“O Rio Grande do Sul vive uma tragédia histórica na vida política, econômica e social do estado. Mas é uma tragédia anunciada. O governador [Eduardo Leite} não é o culpado pelo que está acontecendo. Ele é um instrumento dos culpados, porque ele adotou uma visão tecnicista, neoliberal”.

A visão é de Tarso Genro em entrevista ao TUTAMÉIA. Ex-governador do RS, ex-prefeito de Porto Alegre e ministro nos governos Lula, ele avalia que, apesar do desajuste climático global, o sofrimento poderia ter sido reduzido em 60%, 50%. “Não teria condição de dizer que não haveria nada. Haveria, mas seria muito menor, sob controle. O governo não tinha nenhum roteiro de alerta, por exemplo”.

Genro lembra que o atual prefeito de Porto Alegre, um bolsonarista fanático, e seu antecessor, também bolsonarista, deixaram de tomar medidas elementares de manutenção das proteções da cidade contra enchentes e esvaziaram a força do quadro técnico municipal, o que amplificou os efeitos da cheia inédita.

Ao TUTAMÉIA, Genro comenta a contratação, pelo prefeito Sebastião Melo, da empresa norte-americana Alvarez & Marsal. “O bolsonarismo, como projeto estratégico, compõe um projeto global da extrema direita que tem origem nos países de capitalismo mais desenvolvido e que tem uma rede de articulações que se articulam em nós muito consistentes e muito previsíveis. Essa empresa é ligada a um conjunto de empresas mundiais que está escorada numa visão da extrema direita americana, do Partido Republicano. Não foi surpresa essa movimentação, porque o Melo é um nó dessa cadeia”. E segue:

“Não é de graça que, quando a extrema direita assume a prefeitura, com o prefeito antes do Melo, ele trouxe um conjunto de jovens pequeno-burgueses, de jovens acadêmicos ligados ao sistema de negócios do capital financeiro. Fez um ‘banco de talentos’. Eram pessoas de extrema direita comprometidas com essa visão neofascista que está se espalhando no mundo. Isso não deu certo”.
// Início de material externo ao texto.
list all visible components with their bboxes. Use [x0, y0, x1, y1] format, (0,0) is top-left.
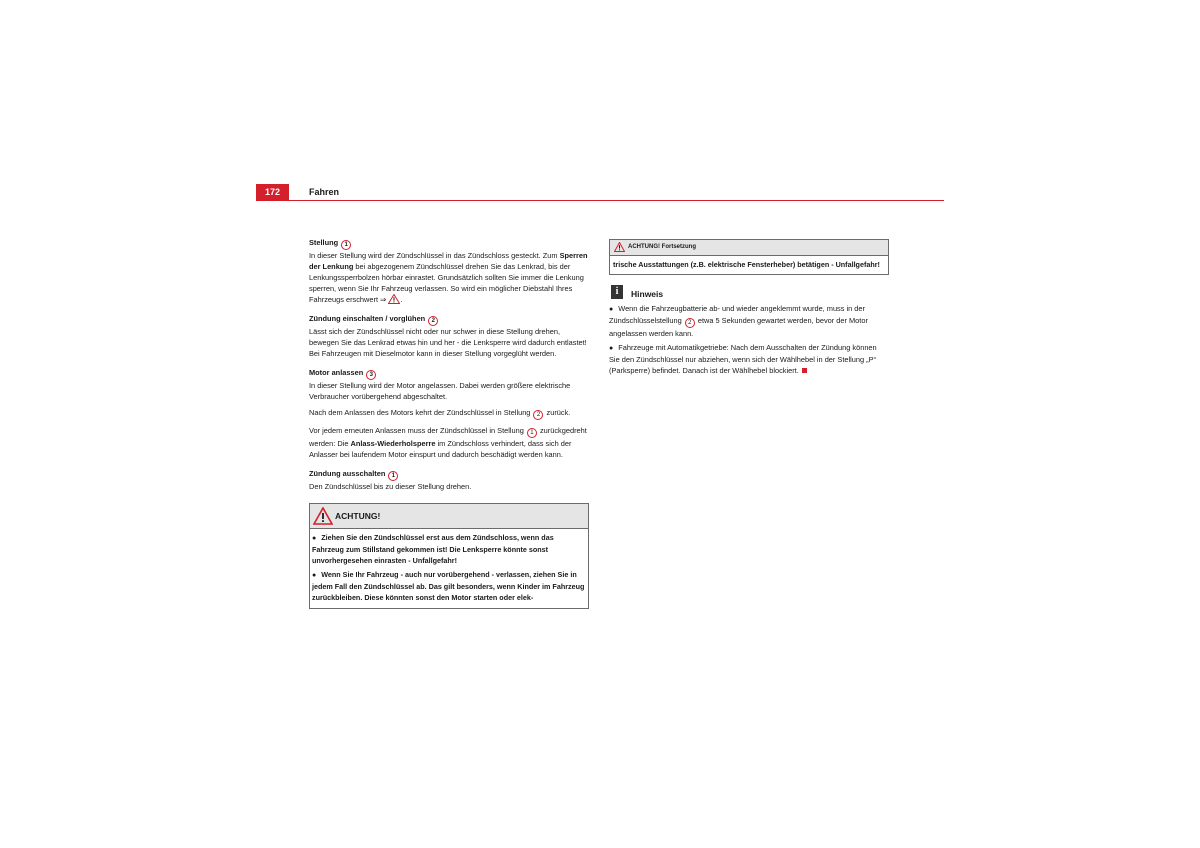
section-stellung-text: In dieser Stellung wird der Zündschlüssel in das Zündschloss gesteckt. Zum Sperren der Lenkung bei abgezogenem Zündschlüssel drehen Sie das Lenkrad, bis der Lenkungssperrbolzen hörbar einrastet. Grundsätzlich sollten Sie immer die Lenkung sperren, wenn Sie Ihr Fahrzeug verlassen. So wird ein möglicher Diebstahl Ihres Fahrzeugs erschwert ⇒ . [309, 251, 588, 304]
section-zuendung-ein-heading: Zündung einschalten / vorglühen 2 [309, 313, 589, 326]
note-bullet: ● Fahrzeuge mit Automatikgetriebe: Nach dem Ausschalten der Zündung können Sie den Zündschlüssel nur abziehen, wenn sich der Wählhebel in der Stellung „P“ (Parksperre) befindet. Danach ist der Wählhebel blockiert. [609, 343, 877, 375]
position-number: 2 [428, 316, 438, 326]
warning-body [310, 529, 588, 608]
warning-title: ACHTUNG! [335, 511, 381, 521]
warning-continuation-header [610, 240, 888, 256]
position-number: 2 [533, 410, 543, 420]
page-header [256, 184, 944, 201]
section-zuendung-aus-text: Den Zündschlüssel bis zu dieser Stellung drehen. [309, 482, 472, 491]
warning-bullet: ● Ziehen Sie den Zündschlüssel erst aus dem Zündschloss, wenn das Fahrzeug zum Stillstand gekommen ist! Die Lenksperre könnte sonst unvorhergesehen einrasten - Unfallgefahr! [312, 533, 554, 565]
warning-continuation-text: trische Ausstattungen (z.B. elektrische Fensterheber) betätigen - Unfallgefahr! [613, 260, 880, 269]
warning-box-header [310, 504, 588, 529]
section-stellung-heading: Stellung 1 [309, 237, 589, 250]
warning-triangle-icon [614, 242, 625, 252]
warning-continuation-box [609, 239, 889, 275]
section-zuendung-aus-heading: Zündung ausschalten 1 [309, 468, 589, 481]
note-header [609, 285, 889, 303]
position-number: 1 [388, 471, 398, 481]
position-number: 2 [685, 318, 695, 328]
section-zuendung-ein-text: Lässt sich der Zündschlüssel nicht oder nur schwer in diese Stellung drehen, bewegen Sie das Lenkrad etwas hin und her - die Lenksperre wird dadurch entlastet! Bei Fahrzeugen mit Dieselmotor kann in dieser Stellung vorgeglüht werden. [309, 327, 587, 358]
warning-continuation-title: ACHTUNG! Fortsetzung [628, 244, 696, 250]
warning-triangle-icon [388, 294, 400, 304]
warning-bullet: ● Wenn Sie Ihr Fahrzeug - auch nur vorübergehend - verlassen, ziehen Sie in jedem Fall den Zündschlüssel ab. Das gilt besonders, wenn Kinder im Fahrzeug zurückbleiben. Diese könnten sonst den Motor starten oder elek- [312, 570, 585, 602]
position-number: 3 [366, 370, 376, 380]
section-motor-anlassen-text-1: In dieser Stellung wird der Motor angelassen. Dabei werden größere elektrische Verbraucher vorübergehend abgeschaltet. [309, 381, 571, 401]
left-column [309, 237, 589, 609]
chapter-title: Fahren [309, 187, 340, 197]
warning-box [309, 503, 589, 609]
section-motor-anlassen-text-3: Vor jedem erneuten Anlassen muss der Zündschlüssel in Stellung 1 zurückgedreht werden: Die Anlass-Wiederholsperre im Zündschloss verhindert, dass sich der Anlasser bei laufendem Motor einspurt und dadurch beschädigt werden kann. [309, 426, 587, 459]
section-motor-anlassen-text-2: Nach dem Anlassen des Motors kehrt der Zündschlüssel in Stellung 2 zurück. [309, 408, 571, 418]
section-motor-anlassen-heading: Motor anlassen 3 [309, 367, 589, 380]
page-number: 172 [256, 184, 289, 201]
note-title: Hinweis [631, 289, 664, 299]
end-of-section-marker [802, 368, 807, 373]
header-rule [289, 200, 944, 201]
note-bullet: ● Wenn die Fahrzeugbatterie ab- und wieder angeklemmt wurde, muss in der Zündschlüsselstellung 2 etwa 5 Sekunden gewartet werden, bevor der Motor angelassen werden kann. [609, 304, 868, 338]
position-number: 1 [341, 240, 351, 250]
warning-triangle-icon [313, 507, 333, 525]
position-number: 1 [527, 428, 537, 438]
info-icon: i [611, 285, 623, 299]
right-column [609, 239, 889, 376]
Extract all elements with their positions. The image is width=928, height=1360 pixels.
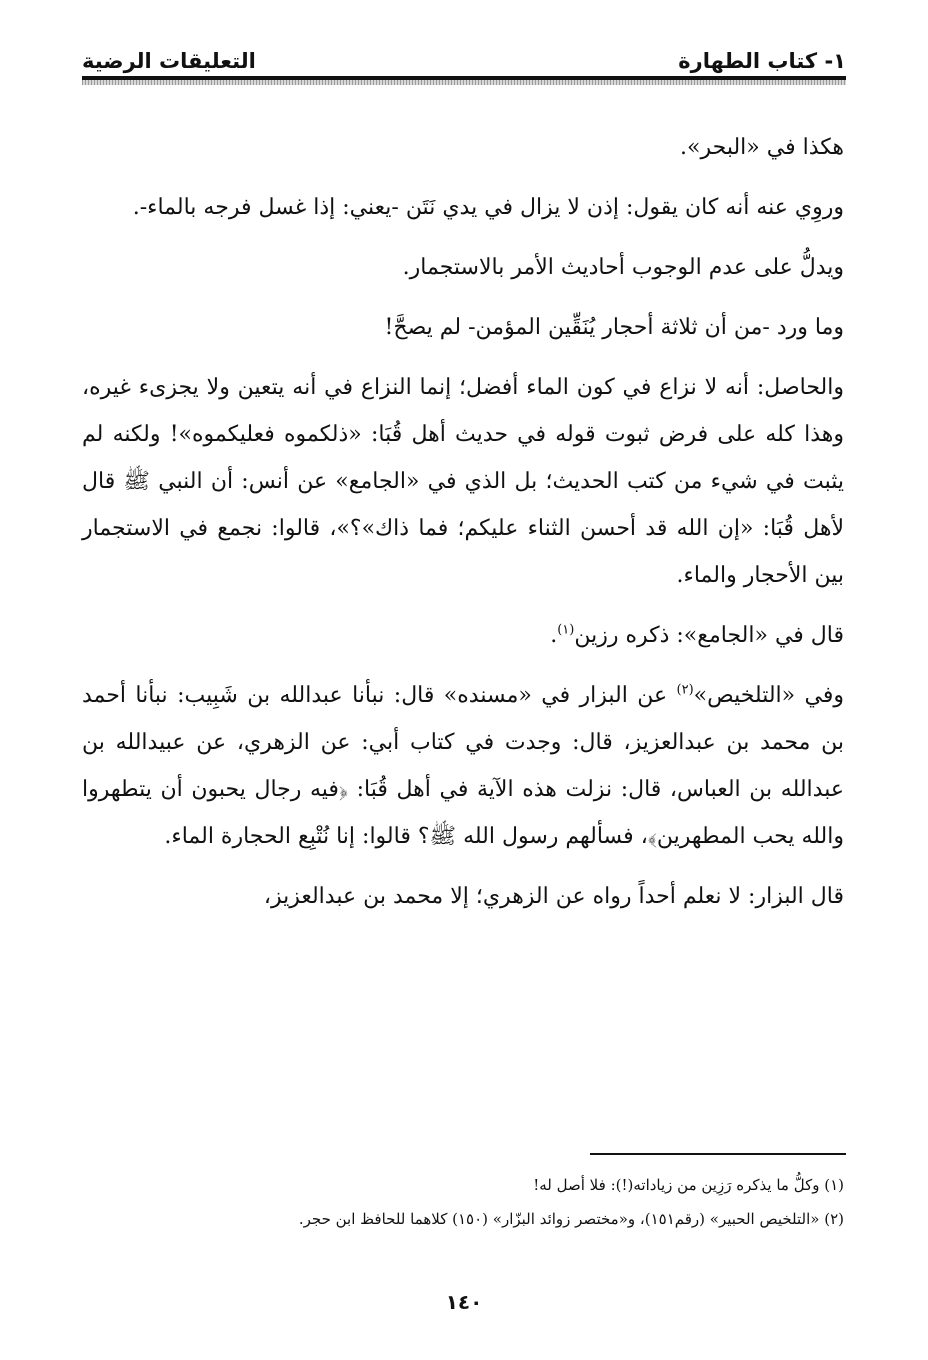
page-number: ١٤٠ [445, 1290, 483, 1314]
footnotes [82, 1168, 844, 1236]
paragraph-6-end: . [550, 623, 558, 648]
paragraph-7 [82, 672, 844, 860]
body-text [82, 124, 844, 933]
paragraph-6 [82, 612, 844, 659]
paragraph-7-start: وفي «التلخيص» [693, 683, 844, 708]
footnote-ref-2: (٢) [676, 682, 694, 698]
paragraph-8: قال البزار: لا نعلم أحداً رواه عن الزهري؛ إلا محمد بن عبدالعزيز، [263, 884, 844, 909]
header-chapter-title: ١- كتاب الطهارة [678, 49, 846, 73]
footnote-separator [590, 1153, 846, 1155]
paragraph-5: والحاصل: أنه لا نزاع في كون الماء أفضل؛ إنما النزاع في أنه يتعين ولا يجزىء غيره، وهذا كله على فرض ثبوت قوله في حديث أهل قُبَا: «ذلكموه فعليكموه»! ولكنه لم يثبت في شيء من كتب الحديث؛ بل الذي في «الجامع» عن أنس: أن النبي ﷺ قال لأهل قُبَا: «إن الله قد أحسن الثناء عليكم؛ فما ذاك»؟»، قالوا: نجمع في الاستجمار بين الأحجار والماء. [82, 375, 844, 588]
paragraph-1: هكذا في «البحر». [680, 135, 844, 160]
footnote-2: (٢) «التلخيص الحبير» (رقم١٥١)، و«مختصر زوائد البزّار» (١٥٠) كلاهما للحافظ ابن حجر. [298, 1210, 844, 1228]
running-header [82, 34, 846, 74]
header-book-title: التعليقات الرضية [82, 49, 256, 73]
footnote-1: (١) وكلُّ ما يذكره رَزِين من زياداته(!): فلا أصل له! [533, 1176, 844, 1194]
paragraph-3: ويدلُّ على عدم الوجوب أحاديث الأمر بالاستجمار. [402, 255, 844, 280]
paragraph-6-text: قال في «الجامع»: ذكره رزين [574, 623, 844, 648]
paragraph-2: وروِي عنه أنه كان يقول: إذن لا يزال في يدي نَتَن -يعني: إذا غسل فرجه بالماء-. [132, 195, 844, 220]
paragraph-4: وما ورد -من أن ثلاثة أحجار يُنَقِّين المؤمن- لم يصحَّ! [384, 315, 844, 340]
paragraph-7-rest: عن البزار في «مسنده» قال: نبأنا عبدالله بن شَبِيب: نبأنا أحمد بن محمد بن عبدالعزيز، قال: وجدت في كتاب أبي: عن الزهري، عن عبيدالله بن عبدالله بن العباس، قال: نزلت هذه الآية في أهل قُبَا: ﴿فيه رجال يحبون أن يتطهروا والله يحب المطهرين﴾، فسألهم رسول الله ﷺ؟ قالوا: إنا نُتْبِع الحجارة الماء. [82, 683, 844, 849]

Avaliando a ascensão da direita no estado e na extrema direita na prefeitura, Genro observa: “O que foi derrotado em Porto Alegre não foi a esquerda, foi a visão iluminista que vem da revolução francesa” (Clique no vídeo acima para ver a entrevista completa e se inscreva no TUTAMÉIA TV)

Sobre o futuro processo de reconstrução e a posição da elite empresarial gaúcha, muito ligada ao bolsonarismo, ele afirma: “80% da elite gaúcha sempre foi de direta, parte dela sempre foi bolsonarista antes de o bolsonarismo existir, e, parte, é fascista. 20% são empresários, entre aspas, normais. Esses 80% são incuráveis. Se tivesse um golpe, estariam com os militares”.

A catástrofe, porém, traz outros elementos para análise. “Vai ter um impacto no empresariado gaúcho, até porque muitas das obras que o governo federal vai fazer no Rio Grande do Sul podem ser feitas por empresários gaúchos. Quadros técnicos nós temos na universidade e em várias empresas gaúchas, ou empresas de engenharia gaúchas. Não podemos esquecer que essas empresas de engenharia participaram da tentativa de golpe”.

Advogando a necessidade de uma união dos democratas para a reconstrução o estado e do ambiente de debate político, Genro constata:

“Tem uma diversidade de relações de solidariedade que nunca existiram na cidade. Tem uma movimentação majoritária e unitária das verdadeiras pessoas do bem. Nós podemos sair mais fortes; depende da capacidade de intervenção concreta em cada um dos fatos”.